The 36-year-old midfielder has won four Kenya Hockey Union (KHU) Premier League titles, three Vaisakhi Cup, Sikh Union Astroturf tournament and guided Police to runners up position in the African Cup of Club Championship tournament in Nairobi in 2018.

He was crowned the Most Valuable Player in Bangladesh Premier League when he helped his side Dhaka Mariners win their maiden trophy in 2015 and finished as KHU Premier League top scorer in 2016.

A dynamic and disciplined player known for his relentless energy and ball-winning abilities as a deep-lying midfielder, Okeyo believes he still has the energy to play for two or three more seasons.

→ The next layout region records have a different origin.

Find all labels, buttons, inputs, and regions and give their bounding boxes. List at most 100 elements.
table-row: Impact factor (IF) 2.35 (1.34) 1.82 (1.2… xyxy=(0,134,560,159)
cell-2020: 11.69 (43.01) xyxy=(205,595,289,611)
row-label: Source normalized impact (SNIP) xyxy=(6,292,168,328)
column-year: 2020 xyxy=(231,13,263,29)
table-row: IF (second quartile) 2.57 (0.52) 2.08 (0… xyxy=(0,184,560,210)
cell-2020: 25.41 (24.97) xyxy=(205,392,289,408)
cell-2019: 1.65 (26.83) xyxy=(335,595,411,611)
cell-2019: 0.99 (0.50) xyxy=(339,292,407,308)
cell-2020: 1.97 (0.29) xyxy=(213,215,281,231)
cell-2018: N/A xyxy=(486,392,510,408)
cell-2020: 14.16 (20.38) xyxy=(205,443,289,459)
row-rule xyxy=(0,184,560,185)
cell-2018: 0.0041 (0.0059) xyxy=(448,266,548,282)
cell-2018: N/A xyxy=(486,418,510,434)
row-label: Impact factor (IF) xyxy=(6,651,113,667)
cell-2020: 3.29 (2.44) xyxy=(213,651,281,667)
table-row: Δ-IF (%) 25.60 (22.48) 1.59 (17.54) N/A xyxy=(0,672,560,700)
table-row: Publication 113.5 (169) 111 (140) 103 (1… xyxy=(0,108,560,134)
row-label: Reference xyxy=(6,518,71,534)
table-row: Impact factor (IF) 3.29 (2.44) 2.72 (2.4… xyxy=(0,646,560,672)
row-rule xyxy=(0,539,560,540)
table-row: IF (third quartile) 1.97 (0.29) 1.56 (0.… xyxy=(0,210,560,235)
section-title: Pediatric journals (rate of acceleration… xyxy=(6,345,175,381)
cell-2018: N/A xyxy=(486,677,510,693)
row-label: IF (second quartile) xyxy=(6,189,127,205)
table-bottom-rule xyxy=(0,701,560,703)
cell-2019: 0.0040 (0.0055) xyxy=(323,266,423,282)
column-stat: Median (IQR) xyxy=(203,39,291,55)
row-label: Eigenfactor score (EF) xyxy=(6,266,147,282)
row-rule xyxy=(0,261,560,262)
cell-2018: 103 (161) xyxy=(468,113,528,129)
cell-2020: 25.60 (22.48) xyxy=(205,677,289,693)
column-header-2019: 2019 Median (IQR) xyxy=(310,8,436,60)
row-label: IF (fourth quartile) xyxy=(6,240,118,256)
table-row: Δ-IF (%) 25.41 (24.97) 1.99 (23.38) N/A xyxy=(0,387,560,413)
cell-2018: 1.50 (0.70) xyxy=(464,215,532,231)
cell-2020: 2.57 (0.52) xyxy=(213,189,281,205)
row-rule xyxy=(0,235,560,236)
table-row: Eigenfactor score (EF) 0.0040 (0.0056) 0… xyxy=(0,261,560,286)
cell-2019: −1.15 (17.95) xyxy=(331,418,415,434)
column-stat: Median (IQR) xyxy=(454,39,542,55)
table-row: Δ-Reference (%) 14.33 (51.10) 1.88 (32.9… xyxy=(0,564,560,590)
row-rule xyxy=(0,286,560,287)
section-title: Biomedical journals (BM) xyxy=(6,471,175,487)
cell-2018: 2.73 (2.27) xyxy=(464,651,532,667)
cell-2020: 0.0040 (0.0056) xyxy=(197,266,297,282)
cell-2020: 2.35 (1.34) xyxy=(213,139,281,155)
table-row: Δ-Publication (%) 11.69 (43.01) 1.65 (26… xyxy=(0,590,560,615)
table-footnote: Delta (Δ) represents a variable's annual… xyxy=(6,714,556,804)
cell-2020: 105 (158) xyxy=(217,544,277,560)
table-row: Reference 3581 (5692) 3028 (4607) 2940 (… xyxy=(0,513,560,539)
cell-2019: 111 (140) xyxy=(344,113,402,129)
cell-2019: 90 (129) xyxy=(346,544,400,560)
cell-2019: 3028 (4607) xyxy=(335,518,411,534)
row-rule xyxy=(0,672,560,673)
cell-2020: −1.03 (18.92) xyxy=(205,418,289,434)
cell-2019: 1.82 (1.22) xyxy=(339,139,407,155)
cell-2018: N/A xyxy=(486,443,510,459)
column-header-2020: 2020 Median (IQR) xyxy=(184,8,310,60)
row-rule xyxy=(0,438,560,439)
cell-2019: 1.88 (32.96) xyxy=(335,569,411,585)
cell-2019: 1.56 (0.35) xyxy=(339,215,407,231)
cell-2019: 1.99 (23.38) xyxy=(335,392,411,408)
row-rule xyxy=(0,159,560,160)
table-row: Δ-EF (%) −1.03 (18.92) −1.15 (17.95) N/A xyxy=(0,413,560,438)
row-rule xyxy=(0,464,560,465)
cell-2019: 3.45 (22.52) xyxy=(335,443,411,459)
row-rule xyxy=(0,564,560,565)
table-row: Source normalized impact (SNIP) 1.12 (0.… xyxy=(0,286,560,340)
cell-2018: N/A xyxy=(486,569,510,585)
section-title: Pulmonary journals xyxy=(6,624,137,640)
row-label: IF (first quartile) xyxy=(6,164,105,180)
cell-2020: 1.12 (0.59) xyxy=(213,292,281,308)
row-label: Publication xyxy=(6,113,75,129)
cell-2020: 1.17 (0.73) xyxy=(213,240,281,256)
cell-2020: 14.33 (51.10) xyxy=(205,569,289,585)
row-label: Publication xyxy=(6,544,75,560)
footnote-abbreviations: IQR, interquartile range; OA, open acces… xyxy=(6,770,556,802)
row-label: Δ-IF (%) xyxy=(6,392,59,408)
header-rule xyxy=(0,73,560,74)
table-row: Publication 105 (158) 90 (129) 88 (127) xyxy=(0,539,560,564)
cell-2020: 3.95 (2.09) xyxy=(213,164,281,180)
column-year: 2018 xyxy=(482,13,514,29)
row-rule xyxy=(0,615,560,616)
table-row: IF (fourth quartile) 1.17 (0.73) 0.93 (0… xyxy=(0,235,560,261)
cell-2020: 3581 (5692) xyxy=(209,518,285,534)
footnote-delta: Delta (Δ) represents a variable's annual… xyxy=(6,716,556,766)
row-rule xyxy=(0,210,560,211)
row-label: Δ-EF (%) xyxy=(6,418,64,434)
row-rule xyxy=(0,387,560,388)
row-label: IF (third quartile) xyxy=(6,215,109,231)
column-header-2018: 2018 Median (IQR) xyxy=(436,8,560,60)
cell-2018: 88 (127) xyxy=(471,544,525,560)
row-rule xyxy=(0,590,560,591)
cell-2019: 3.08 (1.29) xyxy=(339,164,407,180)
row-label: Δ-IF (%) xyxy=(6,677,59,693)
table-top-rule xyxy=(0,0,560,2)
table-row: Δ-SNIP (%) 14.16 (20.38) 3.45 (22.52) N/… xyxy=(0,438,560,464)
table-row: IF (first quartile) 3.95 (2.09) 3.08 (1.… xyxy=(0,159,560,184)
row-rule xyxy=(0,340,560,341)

“I grew up learning never to give up. I am in love with the game and I am ready to give it a few more runs,” he said.

Furthermore, Okeyo says visiting Germany twice in May and September last year for a one-month playing stint with Stuttgart Hockey Club renewed his hunger to play.

“The Germany stint was inspiring. Despite my age, I can’t believe the energy flowing through me right now because of the experience I had over there and I can’t wait to play again,” said Okeyo.

‘Awilo’ as he is fondly known in hockey circles, started playing the sport at Kisumu Boys High School between 1999, guiding the institution to a third-place finish in Kenya Secondary School Games in his final year in 2001.

He went on to play for Eldoret Polytechnic between 2002-2003 after enrolling to study pharmacy.

Five years later, he joined Police in 2008 and in the same year volunteered to coach USIU (men and women) in 2009/2010 while serving Police as a player, guiding the men’s team to the premier league.

“It was not a stroll in the park because I had to balance between performing for my club and coaching USIU in the national league, but I am happier we achieved something positive.”

His first call up to the national team for the Embakasi-based officer came in 2013 during the Olympic qualifiers in Bulawayo, Zimbabwe, as Kenya finished fourth.

Since then, he has been a consistent and dominant force in the side with his last outing coming last year during the Olympic qualifiers in South Africa.

In 2015, he featured for Dhaka Mariners, inspiring them to their maiden Bangladesh Premier League title as well as being voted the Most Valuable Player (MVP).

Okeyo, who has been coaching the USIU Ladies team since 2017, has transformed the team from the comforts of mid-table experience to title contenders.

He has led his students to both the Kenya Universities Sports Association (KUSA) Nairobi Conference games and East Africa University games’ hockey titles three times in a row.

He was at his best again as Spartans finished fourth at the Africa Cup of Club Championship Trophy in 2018 and were ranked the best hockey university team on the continent.

He takes pride in scoring against South Africa during his international debut in 2013, a moment he treasures most in his career.

“It was magical to score at such a big stage during my first outing and to cap it off with another win against Ghana was just fantastic,” he said joyfully.

Even as he continues to gain recognition locally and internationally, he has his eyes set on coaching roles both at club level and the national team.

“Hockey has built the man in me and it will be fair for me to give more even after retiring and my goal is to nurture and coach other players,” he added.